With the chemo having shrunk the tumour from 10cm to less than 0.5cm, Tricia was ready for surgery. "There were complications, so what should have been a seven-hour mastectomy wound up being 15 hours and that was a terrible worry, but she was okay. It was when she having radiotherapy that she was not."

Tricia, he explains, started having neck and back pains that became so excruciating that Rashid would have to rub the area for an hour or two a night. And while a physiotherapist, Laura Penhaul (more of whom later), helped her enormously in the short-term, things eventually got worse and even her eyesight was affected.

"I don't want to be a rubbish mum and wife," she told Rashid, for the first time showing signs of feeling downhearted, although he felt she was anything but. A scan showed that the cancer had spread to the brain and spinal cord and was terminal and this, says Rashid, is the moment they accepted it. "I don't mean we gave up. Even then, when they gave her six months, we focused on the positive things we'd do during that time. But we did cry. Of course we cried."

Just 21 days later, on 26 October 2012, when Yasim was six months old, Tricia died in Rashid's arms, surrounded by her whole family looking at their wedding album, which they had just received that morning for the first time. "Yasim had been crawling on top of her, enjoying cuddles almost to the end, and she spent much of her last days expressing her wishes for me and Yasim and making video messages for him and the family. There was laughter between us, even then, and the Marie Curie nurse who was with us said she had never seen such a beautiful death."

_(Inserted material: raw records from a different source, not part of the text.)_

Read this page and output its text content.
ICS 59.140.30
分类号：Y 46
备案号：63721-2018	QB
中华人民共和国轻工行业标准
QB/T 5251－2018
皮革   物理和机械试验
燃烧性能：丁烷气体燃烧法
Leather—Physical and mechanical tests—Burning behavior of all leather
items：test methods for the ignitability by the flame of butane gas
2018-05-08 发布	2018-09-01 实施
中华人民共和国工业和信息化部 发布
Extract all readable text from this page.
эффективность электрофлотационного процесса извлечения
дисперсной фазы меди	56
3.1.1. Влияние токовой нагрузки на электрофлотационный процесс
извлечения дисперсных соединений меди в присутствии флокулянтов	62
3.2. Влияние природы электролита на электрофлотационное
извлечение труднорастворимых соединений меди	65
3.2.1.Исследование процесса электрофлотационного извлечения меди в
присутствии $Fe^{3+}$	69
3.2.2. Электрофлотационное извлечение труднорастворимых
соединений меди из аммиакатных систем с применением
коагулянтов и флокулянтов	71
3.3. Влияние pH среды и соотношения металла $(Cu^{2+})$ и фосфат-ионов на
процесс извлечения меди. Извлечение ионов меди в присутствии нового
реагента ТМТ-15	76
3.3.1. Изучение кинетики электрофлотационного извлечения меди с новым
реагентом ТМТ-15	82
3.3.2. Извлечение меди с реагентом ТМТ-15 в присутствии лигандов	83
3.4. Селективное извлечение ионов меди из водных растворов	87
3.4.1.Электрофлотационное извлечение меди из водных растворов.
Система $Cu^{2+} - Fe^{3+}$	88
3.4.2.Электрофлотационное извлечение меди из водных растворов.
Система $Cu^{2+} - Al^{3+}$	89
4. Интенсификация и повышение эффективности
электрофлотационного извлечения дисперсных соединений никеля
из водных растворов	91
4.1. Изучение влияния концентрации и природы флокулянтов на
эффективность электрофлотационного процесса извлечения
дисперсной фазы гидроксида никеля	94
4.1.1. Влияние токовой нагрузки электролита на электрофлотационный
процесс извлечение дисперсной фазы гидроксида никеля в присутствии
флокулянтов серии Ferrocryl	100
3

Today, Rashid, a PE teacher, continues to live in Ruislip and brings up three-year-old Yasim with the help of both his and Tricia's parents.

"For the most part, I'm positive, but part of me is gone and there are times that are very hard," he says. "In fact, it was one day when Laura, Trish's physiotherapist who kept in touch with us, said, 'It must be difficult that Yasim looks so much like his mum' that I found myself saying, 'Thank you. Everyone points out how lovely it must be, but it is sometimes unbearable'."

However, he says, it is Tricia's incredible bravery that keeps him not only going but buoyant most of the time – something that Laura says is incredibly touching to see.

In fact, it has moved her to choose Breast Cancer Care as one of the charities to support when she and three other women row unsupported across the Pacific. Calling themselves the Coxless Crew, they set out on 8 April and hope to raise £250,000 for Breast Cancer Care and the ex-servicemen and women's charity Walking with the Wounded.

"There are so many great causes we could have supported, but this row is about not giving up when faced with extreme adversity and I couldn't think of a family who have done this more bravely than Rashid and Tricia, so it is in honour of Tricia, an extraordinary mother, that we are doing it."